Now in its 15th year, STD was co-founded by Kyle Defina mostly because a local shadow cast didn't yet exist. Something about the zany, campy film has conjured traditions like throwing rice, toast and toilet paper at certain cues, yelling out jibes in between lines (which have evolved to play on current events) and dressing up like the characters. A professional pantomime fits right in to the party atmosphere, and includes well-timed improv interludes.
“No two shows are the same,” Defina says. “There's a little bit of everything in the entertainment game.

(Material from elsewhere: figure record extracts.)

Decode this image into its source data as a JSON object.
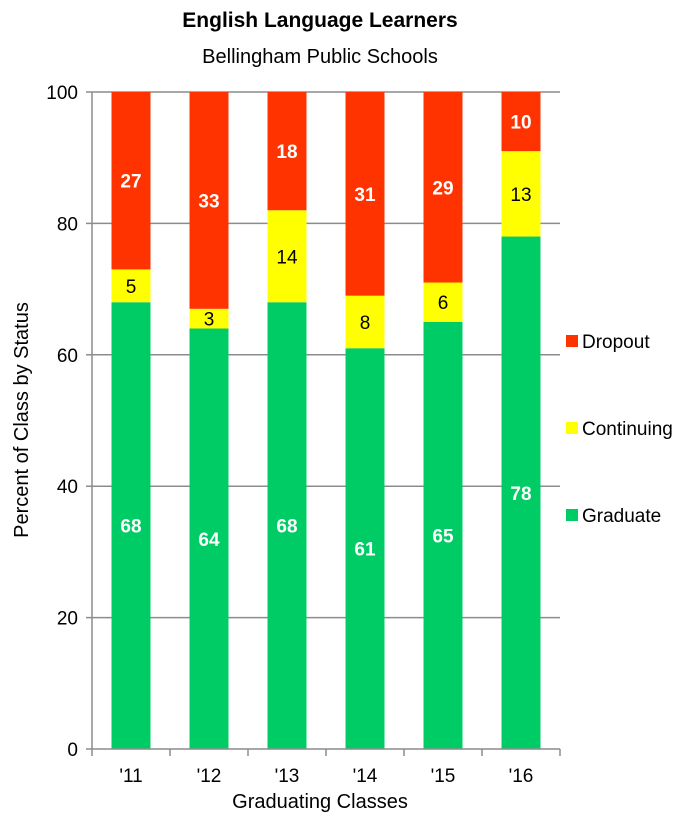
{
  "chart_data": {
    "type": "bar",
    "stacked": true,
    "title": "English Language Learners",
    "subtitle": "Bellingham Public Schools",
    "xlabel": "Graduating Classes",
    "ylabel": "Percent of Class by Status",
    "ylim": [
      0,
      100
    ],
    "yticks": [
      "0",
      "20",
      "40",
      "60",
      "80",
      "100"
    ],
    "categories": [
      "'11",
      "'12",
      "'13",
      "'14",
      "'15",
      "'16"
    ],
    "grid": true,
    "legend_position": "right",
    "series": [
      {
        "name": "Graduate",
        "color": "#00cc66",
        "label_color": "#ffffff",
        "label_bold": true,
        "values": [
          68,
          64,
          68,
          61,
          65,
          78
        ]
      },
      {
        "name": "Continuing",
        "color": "#ffff00",
        "label_color": "#000000",
        "label_bold": false,
        "values": [
          5,
          3,
          14,
          8,
          6,
          13
        ]
      },
      {
        "name": "Dropout",
        "color": "#ff3300",
        "label_color": "#ffffff",
        "label_bold": true,
        "values": [
          27,
          33,
          18,
          31,
          29,
          10
        ]
      }
    ],
    "legend_order": [
      "Dropout",
      "Continuing",
      "Graduate"
    ]
  }
}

It encompasses all your senses.” It's easy to get involved since STD sells all the necessary throwables in a handy $1 pack.
Drawing more than 50 cast members from New York, Delaware, Maryland, New Jersey and, of course, Pennsylvania, the shadow cast has sold out shows in independent theaters, such as the Berwick alongside the Susquehanna and the Sherman in Stroudsburg (where their show drummed up business for what was then a newly revived enterprise), and appears regularly at the Emmaus Theatre and SteelStacks's Frank Banko Alehouse Cinema.
“We like making people laugh,” Defina says, but there's another inspiration to keep bringing fun-loving followers to screenings. Small independent one- and two-screen theaters raise a lot of money on these shows. “Doing something unique to bring in people and allowing something like that to survive, that's as important as the movie.”